‘The feedback we receive will be invaluable as we bring this important piece of legislation into force’
The federal government is looking for feedback on its recently released Pay Equity Regulations, which will support the implementation of the revised Pay Equity Act.
Passed at the end of 2018, the act will apply to the federally regulated sector and replace the existing complaint-based system. It will also expand employer obligations, placing the onus of pay equity analysis on employers, says Natalka Haras, legal counsel at ADP Canada in Montreal.
The consultations will run until Jan. 31, 2121, and the regulations will be finalized and published in the Canada Gazette, Part II.
Ottawa estimates the new rules will come into force later in 2021, and employers will have three years to develop and implement their proactive pay equity plans.
“Everyone deserves an equal opportunity to succeed and to receive equal pay for work of equal value.
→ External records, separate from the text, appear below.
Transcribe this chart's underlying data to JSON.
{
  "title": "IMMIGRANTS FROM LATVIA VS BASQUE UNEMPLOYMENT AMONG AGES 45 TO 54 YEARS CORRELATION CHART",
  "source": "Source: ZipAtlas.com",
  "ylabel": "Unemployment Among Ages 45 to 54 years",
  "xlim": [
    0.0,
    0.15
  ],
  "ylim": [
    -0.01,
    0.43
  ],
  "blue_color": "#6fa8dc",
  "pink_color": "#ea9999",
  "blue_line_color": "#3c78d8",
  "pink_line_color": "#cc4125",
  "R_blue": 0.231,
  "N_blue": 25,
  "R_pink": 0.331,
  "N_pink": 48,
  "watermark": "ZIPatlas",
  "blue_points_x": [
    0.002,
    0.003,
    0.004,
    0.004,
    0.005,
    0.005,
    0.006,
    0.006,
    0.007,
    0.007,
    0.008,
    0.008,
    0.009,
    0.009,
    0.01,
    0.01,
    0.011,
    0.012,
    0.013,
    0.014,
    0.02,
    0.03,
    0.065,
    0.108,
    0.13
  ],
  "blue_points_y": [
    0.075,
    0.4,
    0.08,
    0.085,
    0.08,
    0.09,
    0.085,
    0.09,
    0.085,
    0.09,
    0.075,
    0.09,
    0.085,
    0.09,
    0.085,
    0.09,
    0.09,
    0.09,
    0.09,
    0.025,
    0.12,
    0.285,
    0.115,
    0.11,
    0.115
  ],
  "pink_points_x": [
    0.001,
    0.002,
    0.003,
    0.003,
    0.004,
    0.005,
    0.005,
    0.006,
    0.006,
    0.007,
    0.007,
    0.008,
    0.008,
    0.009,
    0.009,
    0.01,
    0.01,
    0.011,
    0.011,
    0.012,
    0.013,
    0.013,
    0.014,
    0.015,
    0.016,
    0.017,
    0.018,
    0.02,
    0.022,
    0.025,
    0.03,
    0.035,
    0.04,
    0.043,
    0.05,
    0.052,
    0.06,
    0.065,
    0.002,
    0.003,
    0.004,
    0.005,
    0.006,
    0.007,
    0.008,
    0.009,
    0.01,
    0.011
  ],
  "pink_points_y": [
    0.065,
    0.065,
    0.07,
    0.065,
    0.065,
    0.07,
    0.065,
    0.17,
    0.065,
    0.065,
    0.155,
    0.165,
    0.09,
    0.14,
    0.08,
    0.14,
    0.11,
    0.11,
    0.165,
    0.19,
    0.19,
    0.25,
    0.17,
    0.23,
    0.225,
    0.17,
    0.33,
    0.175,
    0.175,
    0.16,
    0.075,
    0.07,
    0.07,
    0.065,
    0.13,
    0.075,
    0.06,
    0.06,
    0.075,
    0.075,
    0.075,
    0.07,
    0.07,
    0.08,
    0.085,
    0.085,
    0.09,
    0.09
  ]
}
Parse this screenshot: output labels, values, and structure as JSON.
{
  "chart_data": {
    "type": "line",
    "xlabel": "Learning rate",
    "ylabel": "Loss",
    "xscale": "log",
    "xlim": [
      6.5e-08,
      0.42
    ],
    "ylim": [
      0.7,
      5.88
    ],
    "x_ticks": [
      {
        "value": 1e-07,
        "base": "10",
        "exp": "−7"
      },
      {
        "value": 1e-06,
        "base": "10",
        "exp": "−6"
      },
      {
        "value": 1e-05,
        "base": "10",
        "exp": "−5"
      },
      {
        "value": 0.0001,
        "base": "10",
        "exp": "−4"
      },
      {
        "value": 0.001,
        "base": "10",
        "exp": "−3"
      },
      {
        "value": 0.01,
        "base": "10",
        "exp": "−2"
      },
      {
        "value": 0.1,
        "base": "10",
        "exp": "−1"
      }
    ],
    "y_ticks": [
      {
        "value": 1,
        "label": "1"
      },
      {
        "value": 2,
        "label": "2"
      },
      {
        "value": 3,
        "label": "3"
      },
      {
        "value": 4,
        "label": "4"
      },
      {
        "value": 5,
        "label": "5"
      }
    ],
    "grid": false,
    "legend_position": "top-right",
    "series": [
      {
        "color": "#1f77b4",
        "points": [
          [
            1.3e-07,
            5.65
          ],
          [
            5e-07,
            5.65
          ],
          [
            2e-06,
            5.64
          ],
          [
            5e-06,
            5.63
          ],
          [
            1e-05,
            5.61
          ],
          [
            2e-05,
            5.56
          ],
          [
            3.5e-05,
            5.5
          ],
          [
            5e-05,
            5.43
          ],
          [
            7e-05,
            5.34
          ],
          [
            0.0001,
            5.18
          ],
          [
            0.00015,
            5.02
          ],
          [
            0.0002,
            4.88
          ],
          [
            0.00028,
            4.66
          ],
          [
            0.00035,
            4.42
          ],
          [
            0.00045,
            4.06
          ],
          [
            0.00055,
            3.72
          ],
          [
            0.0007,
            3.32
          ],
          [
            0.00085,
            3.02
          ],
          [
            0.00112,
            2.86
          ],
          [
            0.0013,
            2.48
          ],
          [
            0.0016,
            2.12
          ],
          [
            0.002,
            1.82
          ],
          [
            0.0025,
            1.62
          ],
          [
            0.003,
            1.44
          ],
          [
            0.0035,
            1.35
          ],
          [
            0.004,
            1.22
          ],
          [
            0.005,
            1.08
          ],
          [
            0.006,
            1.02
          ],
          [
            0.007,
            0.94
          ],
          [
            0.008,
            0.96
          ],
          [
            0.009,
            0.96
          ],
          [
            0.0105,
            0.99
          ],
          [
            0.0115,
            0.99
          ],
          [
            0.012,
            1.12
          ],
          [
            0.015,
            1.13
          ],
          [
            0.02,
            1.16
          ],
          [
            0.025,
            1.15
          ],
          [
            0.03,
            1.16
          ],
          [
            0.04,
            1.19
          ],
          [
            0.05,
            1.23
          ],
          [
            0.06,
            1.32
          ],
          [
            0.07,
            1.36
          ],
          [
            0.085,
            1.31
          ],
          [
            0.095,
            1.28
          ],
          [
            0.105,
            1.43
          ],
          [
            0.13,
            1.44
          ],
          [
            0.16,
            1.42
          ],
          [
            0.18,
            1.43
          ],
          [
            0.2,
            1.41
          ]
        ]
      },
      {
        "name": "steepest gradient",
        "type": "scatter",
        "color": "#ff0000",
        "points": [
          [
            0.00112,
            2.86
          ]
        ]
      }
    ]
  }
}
Canadian women have experienced a gender wage gap for far too long. This is why our government is committed to addressing and breaking down the barriers to gender equality in employment,” says Filomena Tassi, minister of labour. “I strongly encourage all interested parties to review and provide input on the proposed regulations for the Pay Equity Act. The feedback we receive will be invaluable as we bring this important piece of legislation into force.”
Based on the most recent data, in Canada, for every dollar earned by a man, a woman earned 89 cents as measured in hourly wages for full-time workers, says the government.
The hourly wage gap between men and women in 2019 was still 19 per cent, although it was down from 27 per cent in 2000, according to a C.D. Howe Institute report released in January. On the other hand, ADP claimed in March this year that the gap is 24 per cent.
And if 2019 is the starting point, it will take 99.5 years to close the gender parity gap, according to the World Economic Forum.